Ohio Supreme Court: St. Paris violated meeting law in firing police chief Barga

St. Paris Police

St. Paris Police

The St. Paris village council violated the Ohio Open Meetings Act and state law when it had a closed-door meeting to discuss firing its police chief in 2020, the Ohio Supreme Court ruled Friday.

Former St. Paris Police Chief Erica Barga was placed on leave in November 2020. Barga requested that a hearing on the matter be public. Some of it was, but St. Paris Village Council members deliberated behind closed doors before taking a formal vote to remove her, according to the decision.

The Supreme Court, in a split decision, found that the entire hearing should have been conducted publicly, therefore invalidating her termination and sending the matter back to the village council, which will have to conduct hearings following open meeting laws.

According to the decision, Barga was police chief from February 2018 to November 2020 when Mayor Brenda Cook placed her on administrative leave, which she said was due to Barga’s refusal to take direction from the mayor and otherwise failing to properly perform her duties.
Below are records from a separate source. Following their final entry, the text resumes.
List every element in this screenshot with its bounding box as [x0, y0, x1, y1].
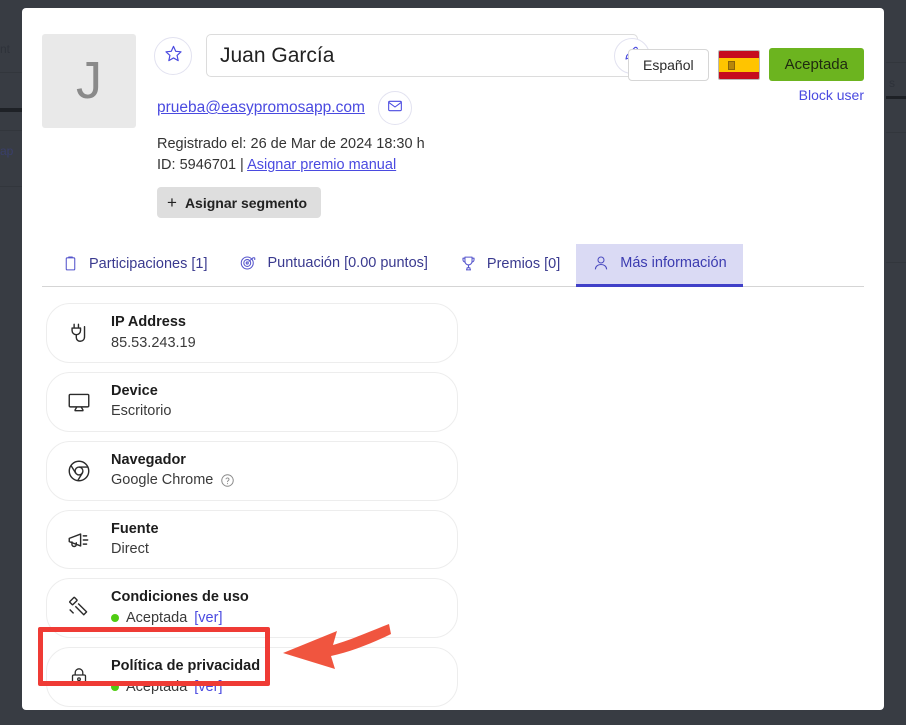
target-icon [239, 254, 257, 272]
id-line: ID: 5946701 | Asignar premio manual [157, 155, 864, 176]
card-title: Fuente [111, 520, 159, 537]
id-label: ID: [157, 157, 176, 174]
card-title: Navegador [111, 451, 186, 468]
status-dot [111, 614, 119, 623]
info-card-politica-de-privacidad: Política de privacidad Aceptada [ver] [46, 647, 458, 708]
backdrop-line [886, 132, 906, 133]
card-title: Device [111, 382, 158, 399]
tab-label: Puntuación [0.00 puntos] [267, 255, 428, 272]
user-email-link[interactable]: prueba@easypromosapp.com [157, 99, 365, 117]
chrome-icon [63, 458, 95, 484]
card-value: Direct [111, 541, 149, 558]
tab-premios[interactable]: Premios [0] [444, 245, 576, 287]
registered-label: Registrado el: [157, 136, 247, 152]
favorite-star-button[interactable] [154, 36, 192, 75]
info-card-ip-address: IP Address 85.53.243.19 [46, 303, 458, 363]
language-button[interactable]: Español [628, 48, 709, 81]
tab-bar: Participaciones [1] Puntuación [0.00 pun… [42, 244, 864, 288]
send-email-button[interactable] [377, 91, 412, 125]
card-value-row: 85.53.243.19 [111, 333, 196, 353]
backdrop-text: s [889, 76, 895, 90]
tab-participaciones[interactable]: Participaciones [1] [46, 245, 223, 287]
user-meta: Registrado el: 26 de Mar de 2024 18:30 h… [157, 134, 864, 176]
info-card-condiciones-de-uso: Condiciones de uso Aceptada [ver] [46, 578, 458, 639]
card-value: 85.53.243.19 [111, 334, 196, 351]
user-icon [592, 254, 610, 272]
trophy-icon [460, 255, 477, 272]
info-card-list: IP Address 85.53.243.19 Device Escritori… [42, 303, 864, 710]
meta-separator: | [240, 157, 244, 174]
user-header: J Juan García prueba@easypromosapp.com R… [42, 34, 864, 219]
card-value-row: Aceptada [ver] [111, 608, 249, 628]
tab-label: Participaciones [1] [89, 255, 208, 272]
user-detail-modal: J Juan García prueba@easypromosapp.com R… [22, 8, 884, 710]
card-title: Condiciones de uso [111, 589, 249, 606]
card-value-row: Direct [111, 539, 159, 559]
info-card-device: Device Escritorio [46, 371, 458, 432]
card-title: IP Address [111, 314, 186, 331]
assign-segment-label: Asignar segmento [184, 194, 308, 211]
monitor-icon [63, 389, 95, 415]
avatar-initial: J [76, 52, 102, 110]
status-dot [111, 683, 119, 692]
card-value: Google Chrome [111, 472, 214, 489]
registered-value: 26 de Mar de 2024 18:30 h [250, 136, 425, 152]
backdrop-text: nt [0, 42, 11, 56]
star-icon [164, 44, 183, 68]
info-card-fuente: Fuente Direct [46, 509, 458, 570]
help-icon[interactable] [220, 473, 235, 488]
card-value: Escritorio [111, 403, 172, 420]
plug-icon [63, 320, 95, 346]
avatar: J [42, 34, 136, 128]
tab-puntuacion[interactable]: Puntuación [0.00 puntos] [223, 244, 443, 287]
backdrop-line [886, 96, 906, 99]
spain-flag-icon [717, 49, 760, 80]
backdrop-text: ap [0, 144, 14, 158]
info-card-navegador: Navegador Google Chrome [46, 440, 458, 501]
card-value: Aceptada [126, 678, 188, 695]
user-name-input[interactable] [206, 34, 638, 77]
gavel-icon [63, 595, 95, 621]
card-value-row: Google Chrome [111, 470, 235, 490]
tab-mas-informacion[interactable]: Más información [576, 244, 743, 288]
card-value-row: Escritorio [111, 401, 171, 421]
header-actions-row: Español Aceptada [628, 48, 864, 81]
name-field-wrapper [206, 34, 650, 77]
view-link[interactable]: [ver] [194, 677, 222, 697]
card-title: Política de privacidad [111, 658, 261, 675]
registered-line: Registrado el: 26 de Mar de 2024 18:30 h [157, 134, 864, 155]
view-link[interactable]: [ver] [194, 608, 222, 628]
megaphone-icon [63, 527, 95, 553]
card-value-row: Aceptada [ver] [111, 677, 260, 697]
envelope-icon [387, 98, 403, 119]
header-actions: Español Aceptada Block user [628, 48, 864, 103]
status-badge[interactable]: Aceptada [768, 48, 864, 81]
block-user-link[interactable]: Block user [799, 87, 864, 103]
backdrop-line [886, 262, 906, 263]
assign-prize-link[interactable]: Asignar premio manual [247, 157, 396, 173]
assign-segment-button[interactable]: + Asignar segmento [157, 187, 322, 219]
plus-icon: + [167, 193, 177, 213]
lock-icon [63, 665, 95, 689]
clipboard-icon [62, 255, 79, 272]
card-value: Aceptada [126, 610, 188, 627]
backdrop-line [886, 62, 906, 63]
tab-label: Más información [620, 255, 727, 272]
tab-label: Premios [0] [486, 255, 561, 272]
id-value: 5946701 [179, 157, 237, 174]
Barga denied misconduct and accused the mayor of belittling and harassing her.

Barga appealed the village council’s firing decision to the common pleas court, on the basis that the Open Meetings Act would prevent them from deliberating in an executive session after she had requested a public meeting. That court affirmed the village council’s decision, as did the Second District Court of Appeals.

Justice R. Patrick DeWine wrote in his majority opinion for the Ohio Supreme Court that public bodies may discuss some issues like termination in private unless a public employee requests a public hearing. If that request is made, he wrote, the entire process must be public.

“Here, Barga requested a public hearing. Yet the village council chose to consider the charges against her in private. In doing so, it violated the plain terms of [the Open Meetings Act],” DeWine wrote.

According to the decision, “the plain language of the Open Meetings Act would seem to make this an easy case,” with the law stating that it “shall be liberally construed to require public officials to take official action and to conduct all deliberations upon official business only in open meetings unless the subject matter is specifically exempted by law.”

The act also says that members of a public body can have an executive session related to a public employee’s discipline, appointment, employment, promotion, dismissal, demotion or compensation unless that employee requests a public meeting.

" ... The exception in the Open Meetings Act to hold an executive session does not apply here, because Barga requested a public hearing,” the decision states.

Justice Jennifer Brunner wrote in a dissenting opinion that the law does not say that that chief can request the discussion of her termination be public. Brunner wrote this means that the village council was allowed to deliberate in private.

Barga could not be reached for comment.